Honestly these are all great suggestions but I am not sure it will really change much. People are still going to vote for their favorite artist and they’re going to get the most votes. Sometimes that translates into sales and sometimes it doesn’t. I submit to the derby for fun and if I spend a ton of work on a design I just submit it directly to bypass the voting. The great thing is they always give that option.

I did browse a bit, so I’ve seen the differences. I can’t get all the info at once but I do try to do research.

And yesterday a derby winner sold under 400, which would have been abysmal sales for even an unpopular daily once upon a time.

Something is broken in Wootmark if a site that once sold thousands of individual shirts is now struggling to sell 100. And while I can certainly postulate what might have started breaking it, the end result is that there are dramatically fewer people buying shirts, and dramatically more shirts to buy, with staggeringly less diversity than ever.

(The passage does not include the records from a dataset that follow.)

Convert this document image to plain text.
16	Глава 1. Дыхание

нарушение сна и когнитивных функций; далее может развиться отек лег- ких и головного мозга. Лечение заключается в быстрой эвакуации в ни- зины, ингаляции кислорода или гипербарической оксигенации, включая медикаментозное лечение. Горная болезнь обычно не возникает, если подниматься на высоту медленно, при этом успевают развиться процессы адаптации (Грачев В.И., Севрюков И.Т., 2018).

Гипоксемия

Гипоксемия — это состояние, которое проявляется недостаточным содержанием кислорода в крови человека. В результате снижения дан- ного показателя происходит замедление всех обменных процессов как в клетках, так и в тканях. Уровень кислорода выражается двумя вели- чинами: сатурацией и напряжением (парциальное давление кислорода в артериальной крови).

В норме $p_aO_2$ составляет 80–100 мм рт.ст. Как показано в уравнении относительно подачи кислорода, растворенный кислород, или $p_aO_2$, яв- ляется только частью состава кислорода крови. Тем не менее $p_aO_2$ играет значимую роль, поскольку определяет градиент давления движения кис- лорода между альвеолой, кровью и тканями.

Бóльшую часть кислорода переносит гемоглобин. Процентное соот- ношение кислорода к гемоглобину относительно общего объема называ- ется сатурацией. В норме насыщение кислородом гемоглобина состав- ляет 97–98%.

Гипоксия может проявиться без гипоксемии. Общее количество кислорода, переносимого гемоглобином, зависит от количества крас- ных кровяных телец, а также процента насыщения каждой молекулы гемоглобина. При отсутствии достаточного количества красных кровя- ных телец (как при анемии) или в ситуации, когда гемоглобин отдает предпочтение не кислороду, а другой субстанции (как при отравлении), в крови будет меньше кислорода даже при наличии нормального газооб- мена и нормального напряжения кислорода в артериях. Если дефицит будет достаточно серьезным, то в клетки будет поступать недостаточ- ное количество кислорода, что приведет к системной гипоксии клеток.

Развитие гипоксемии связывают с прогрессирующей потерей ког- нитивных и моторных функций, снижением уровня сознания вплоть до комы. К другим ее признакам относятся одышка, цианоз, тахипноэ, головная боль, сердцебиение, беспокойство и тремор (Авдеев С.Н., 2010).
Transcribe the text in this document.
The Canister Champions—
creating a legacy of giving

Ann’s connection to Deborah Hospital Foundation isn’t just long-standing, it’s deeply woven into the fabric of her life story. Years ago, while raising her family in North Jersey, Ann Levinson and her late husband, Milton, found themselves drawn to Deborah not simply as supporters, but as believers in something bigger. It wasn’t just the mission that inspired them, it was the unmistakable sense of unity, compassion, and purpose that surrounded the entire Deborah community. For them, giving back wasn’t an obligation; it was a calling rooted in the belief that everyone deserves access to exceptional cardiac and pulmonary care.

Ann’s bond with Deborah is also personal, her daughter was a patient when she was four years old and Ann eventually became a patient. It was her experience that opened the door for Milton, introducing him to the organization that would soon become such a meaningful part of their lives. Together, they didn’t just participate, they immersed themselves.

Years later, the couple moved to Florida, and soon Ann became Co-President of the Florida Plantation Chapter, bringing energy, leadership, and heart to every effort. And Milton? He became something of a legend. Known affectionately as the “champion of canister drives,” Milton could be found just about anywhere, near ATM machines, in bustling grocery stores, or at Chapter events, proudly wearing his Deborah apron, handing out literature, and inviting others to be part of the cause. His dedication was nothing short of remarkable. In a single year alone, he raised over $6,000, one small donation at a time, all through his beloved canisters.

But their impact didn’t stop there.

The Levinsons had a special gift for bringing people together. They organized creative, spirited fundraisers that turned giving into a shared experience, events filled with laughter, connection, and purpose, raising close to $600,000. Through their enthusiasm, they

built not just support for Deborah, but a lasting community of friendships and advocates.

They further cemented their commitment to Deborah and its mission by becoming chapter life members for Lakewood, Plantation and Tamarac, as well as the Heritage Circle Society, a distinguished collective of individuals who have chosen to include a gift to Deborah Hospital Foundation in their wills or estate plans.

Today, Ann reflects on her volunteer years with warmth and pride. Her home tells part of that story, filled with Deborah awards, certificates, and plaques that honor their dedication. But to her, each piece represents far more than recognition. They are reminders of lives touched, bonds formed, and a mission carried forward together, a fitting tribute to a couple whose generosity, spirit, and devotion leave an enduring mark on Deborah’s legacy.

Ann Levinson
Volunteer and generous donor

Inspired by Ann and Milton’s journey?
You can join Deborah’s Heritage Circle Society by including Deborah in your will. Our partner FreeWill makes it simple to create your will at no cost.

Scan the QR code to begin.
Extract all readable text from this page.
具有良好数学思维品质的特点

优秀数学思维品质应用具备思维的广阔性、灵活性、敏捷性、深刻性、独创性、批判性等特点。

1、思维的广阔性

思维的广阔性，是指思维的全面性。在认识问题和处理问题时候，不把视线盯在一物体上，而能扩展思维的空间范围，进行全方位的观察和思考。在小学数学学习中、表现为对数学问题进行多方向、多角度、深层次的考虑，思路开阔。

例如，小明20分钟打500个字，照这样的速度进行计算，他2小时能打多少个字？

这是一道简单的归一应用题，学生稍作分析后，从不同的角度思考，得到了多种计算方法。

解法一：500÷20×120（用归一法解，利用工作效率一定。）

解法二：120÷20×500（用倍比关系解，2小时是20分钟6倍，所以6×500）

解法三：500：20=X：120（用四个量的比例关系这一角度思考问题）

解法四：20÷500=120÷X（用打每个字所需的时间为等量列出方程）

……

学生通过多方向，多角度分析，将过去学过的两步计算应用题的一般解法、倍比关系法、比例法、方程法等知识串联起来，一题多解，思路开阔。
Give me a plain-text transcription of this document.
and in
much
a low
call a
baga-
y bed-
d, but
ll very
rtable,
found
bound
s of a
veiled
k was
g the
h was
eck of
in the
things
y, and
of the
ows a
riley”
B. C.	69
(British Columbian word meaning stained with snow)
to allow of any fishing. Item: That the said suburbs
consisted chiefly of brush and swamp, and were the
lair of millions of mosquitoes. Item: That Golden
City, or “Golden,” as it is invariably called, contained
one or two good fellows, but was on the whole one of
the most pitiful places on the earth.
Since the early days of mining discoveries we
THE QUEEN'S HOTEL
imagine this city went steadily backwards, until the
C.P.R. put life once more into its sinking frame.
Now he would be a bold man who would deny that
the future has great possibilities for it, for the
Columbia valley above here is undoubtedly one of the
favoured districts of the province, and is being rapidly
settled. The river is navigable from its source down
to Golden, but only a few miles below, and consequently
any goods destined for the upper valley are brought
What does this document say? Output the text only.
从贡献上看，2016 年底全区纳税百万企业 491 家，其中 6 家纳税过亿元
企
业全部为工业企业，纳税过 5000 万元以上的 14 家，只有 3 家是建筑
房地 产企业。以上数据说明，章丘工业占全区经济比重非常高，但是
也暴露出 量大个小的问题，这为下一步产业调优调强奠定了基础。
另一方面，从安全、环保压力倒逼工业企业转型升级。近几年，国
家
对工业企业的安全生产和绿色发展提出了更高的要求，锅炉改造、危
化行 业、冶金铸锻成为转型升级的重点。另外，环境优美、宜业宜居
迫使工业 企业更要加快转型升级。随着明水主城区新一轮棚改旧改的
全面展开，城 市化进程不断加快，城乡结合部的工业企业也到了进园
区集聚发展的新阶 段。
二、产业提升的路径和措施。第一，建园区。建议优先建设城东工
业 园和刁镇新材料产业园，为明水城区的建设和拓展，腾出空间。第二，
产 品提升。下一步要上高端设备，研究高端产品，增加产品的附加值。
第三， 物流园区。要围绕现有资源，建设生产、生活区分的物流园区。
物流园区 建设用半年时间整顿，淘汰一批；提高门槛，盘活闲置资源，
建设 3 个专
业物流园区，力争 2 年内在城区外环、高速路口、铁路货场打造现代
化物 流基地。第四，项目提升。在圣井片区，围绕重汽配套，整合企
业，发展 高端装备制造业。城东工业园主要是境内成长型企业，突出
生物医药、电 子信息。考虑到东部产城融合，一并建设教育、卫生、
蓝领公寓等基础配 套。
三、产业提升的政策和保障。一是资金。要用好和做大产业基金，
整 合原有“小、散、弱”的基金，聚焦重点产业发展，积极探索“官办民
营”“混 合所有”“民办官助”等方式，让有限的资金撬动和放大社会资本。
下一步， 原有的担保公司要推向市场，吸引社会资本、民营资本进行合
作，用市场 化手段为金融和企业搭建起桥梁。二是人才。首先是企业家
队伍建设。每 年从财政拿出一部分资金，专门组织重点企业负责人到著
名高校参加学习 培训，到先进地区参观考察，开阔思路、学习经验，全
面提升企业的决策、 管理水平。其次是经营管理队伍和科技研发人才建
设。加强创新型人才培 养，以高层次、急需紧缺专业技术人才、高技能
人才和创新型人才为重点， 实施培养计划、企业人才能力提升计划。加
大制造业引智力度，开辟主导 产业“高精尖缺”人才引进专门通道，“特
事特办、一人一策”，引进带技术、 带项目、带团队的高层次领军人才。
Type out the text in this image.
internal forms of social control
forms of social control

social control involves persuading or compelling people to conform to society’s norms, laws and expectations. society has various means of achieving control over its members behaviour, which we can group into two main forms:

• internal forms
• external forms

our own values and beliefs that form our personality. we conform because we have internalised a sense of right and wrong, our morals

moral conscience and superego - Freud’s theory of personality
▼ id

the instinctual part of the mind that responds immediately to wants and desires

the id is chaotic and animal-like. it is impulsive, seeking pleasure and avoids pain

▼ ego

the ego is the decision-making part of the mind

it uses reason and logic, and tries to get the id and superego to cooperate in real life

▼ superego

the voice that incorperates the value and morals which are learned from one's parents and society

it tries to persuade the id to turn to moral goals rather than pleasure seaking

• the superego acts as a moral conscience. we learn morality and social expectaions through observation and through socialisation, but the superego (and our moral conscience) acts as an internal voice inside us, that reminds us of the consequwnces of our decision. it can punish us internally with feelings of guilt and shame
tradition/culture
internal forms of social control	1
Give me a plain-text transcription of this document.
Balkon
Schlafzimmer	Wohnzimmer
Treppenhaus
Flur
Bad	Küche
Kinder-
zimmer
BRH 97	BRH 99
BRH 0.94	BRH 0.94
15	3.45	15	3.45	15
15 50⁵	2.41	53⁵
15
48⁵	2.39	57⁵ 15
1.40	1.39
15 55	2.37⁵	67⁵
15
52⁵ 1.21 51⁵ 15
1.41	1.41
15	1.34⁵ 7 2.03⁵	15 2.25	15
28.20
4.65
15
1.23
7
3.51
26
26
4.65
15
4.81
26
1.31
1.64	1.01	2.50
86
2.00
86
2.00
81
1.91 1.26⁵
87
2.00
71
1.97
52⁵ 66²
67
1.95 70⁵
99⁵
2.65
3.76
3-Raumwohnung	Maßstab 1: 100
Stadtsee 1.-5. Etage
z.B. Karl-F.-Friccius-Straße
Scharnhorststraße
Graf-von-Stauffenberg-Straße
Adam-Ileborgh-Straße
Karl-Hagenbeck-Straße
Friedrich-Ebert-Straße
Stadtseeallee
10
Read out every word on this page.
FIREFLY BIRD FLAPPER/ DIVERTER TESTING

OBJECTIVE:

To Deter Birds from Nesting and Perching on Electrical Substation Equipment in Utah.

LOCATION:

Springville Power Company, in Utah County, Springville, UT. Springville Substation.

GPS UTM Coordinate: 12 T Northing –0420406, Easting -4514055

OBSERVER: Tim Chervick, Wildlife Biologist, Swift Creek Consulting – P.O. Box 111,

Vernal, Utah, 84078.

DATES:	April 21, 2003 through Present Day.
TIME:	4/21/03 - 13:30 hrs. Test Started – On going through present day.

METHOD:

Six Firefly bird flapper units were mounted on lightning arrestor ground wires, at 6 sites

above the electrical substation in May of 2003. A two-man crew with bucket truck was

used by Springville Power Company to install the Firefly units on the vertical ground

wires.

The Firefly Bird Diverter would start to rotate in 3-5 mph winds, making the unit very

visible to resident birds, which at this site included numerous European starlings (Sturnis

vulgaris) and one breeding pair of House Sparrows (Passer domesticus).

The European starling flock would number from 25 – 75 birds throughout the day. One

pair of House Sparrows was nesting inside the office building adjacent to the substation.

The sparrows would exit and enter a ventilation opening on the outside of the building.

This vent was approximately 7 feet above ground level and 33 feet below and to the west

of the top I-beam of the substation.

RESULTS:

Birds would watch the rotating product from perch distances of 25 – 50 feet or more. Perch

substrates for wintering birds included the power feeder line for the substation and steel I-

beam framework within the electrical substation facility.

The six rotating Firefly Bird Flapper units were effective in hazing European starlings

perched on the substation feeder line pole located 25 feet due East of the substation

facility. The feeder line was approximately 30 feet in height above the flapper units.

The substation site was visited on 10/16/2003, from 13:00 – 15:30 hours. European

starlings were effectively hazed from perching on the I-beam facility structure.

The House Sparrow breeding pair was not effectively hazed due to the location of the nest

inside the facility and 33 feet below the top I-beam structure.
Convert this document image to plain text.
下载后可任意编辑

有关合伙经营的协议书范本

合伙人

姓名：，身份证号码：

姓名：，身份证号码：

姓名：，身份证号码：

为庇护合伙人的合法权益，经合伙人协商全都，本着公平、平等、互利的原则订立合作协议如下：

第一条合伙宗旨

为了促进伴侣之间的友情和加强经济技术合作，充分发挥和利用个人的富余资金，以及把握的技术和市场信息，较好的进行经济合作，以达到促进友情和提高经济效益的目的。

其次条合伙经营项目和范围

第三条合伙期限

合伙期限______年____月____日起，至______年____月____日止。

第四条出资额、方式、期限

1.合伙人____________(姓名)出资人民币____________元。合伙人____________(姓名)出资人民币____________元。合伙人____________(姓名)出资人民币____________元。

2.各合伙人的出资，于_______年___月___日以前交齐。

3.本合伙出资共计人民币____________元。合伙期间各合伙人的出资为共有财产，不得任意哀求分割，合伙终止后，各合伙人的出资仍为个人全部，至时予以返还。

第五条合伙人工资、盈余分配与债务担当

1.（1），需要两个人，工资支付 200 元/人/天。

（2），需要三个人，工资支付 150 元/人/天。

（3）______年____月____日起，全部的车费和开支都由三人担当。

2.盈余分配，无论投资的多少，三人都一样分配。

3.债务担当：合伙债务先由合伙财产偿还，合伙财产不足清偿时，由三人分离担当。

And maybe a small start to fixing it would be a) consistent rule enforcement, and b) some basic respect for the artists fueling their sales (which A falls under as well). Don’t make a designer give up the rights to sell their art just by entering a design. Don’t make them give up the rights to their art for 10 sales. Don’t make them compete for sales with over 30 new designs in one week, let alone ten thousand old designs. Don’t make them give up print rights and then feature their design as a click through option that is anything but front and center advertisement.

Trying to get feedback on the derby is fine and good but at this point if an artist is still only selling a fraction of what they used to there’s probably something bigger going on than anything the derby is providing.

Can votes get locked after a period of time? Meaning that votes can’t be taken away – they’re fixed – after an hour or so?

I’m specifically thinking about the fraud issue from a few weeks ago and if someone casts a vote, they should mean it. Vote confirmations (emails, opt-in) would be nice too for accidental clicks – which I make on my phone from time-to-time.

Maybe a “voted for” tab in your personal account profile. So each derby is listed, and in it it could show which ones you voted for, and then send you to their page if any of them go to print.

I agree, please keep the weekly Editor’s Choice sales. In spite of my disagreements with portions of the contract, I also think that Woot has been a good home for my shirts. It allows us little people a small piece of the pie vs. no pie at all. Going back to the old system, where ONLY those with large social media followings got printed, would probably scare away even more participation, both with voters and artists.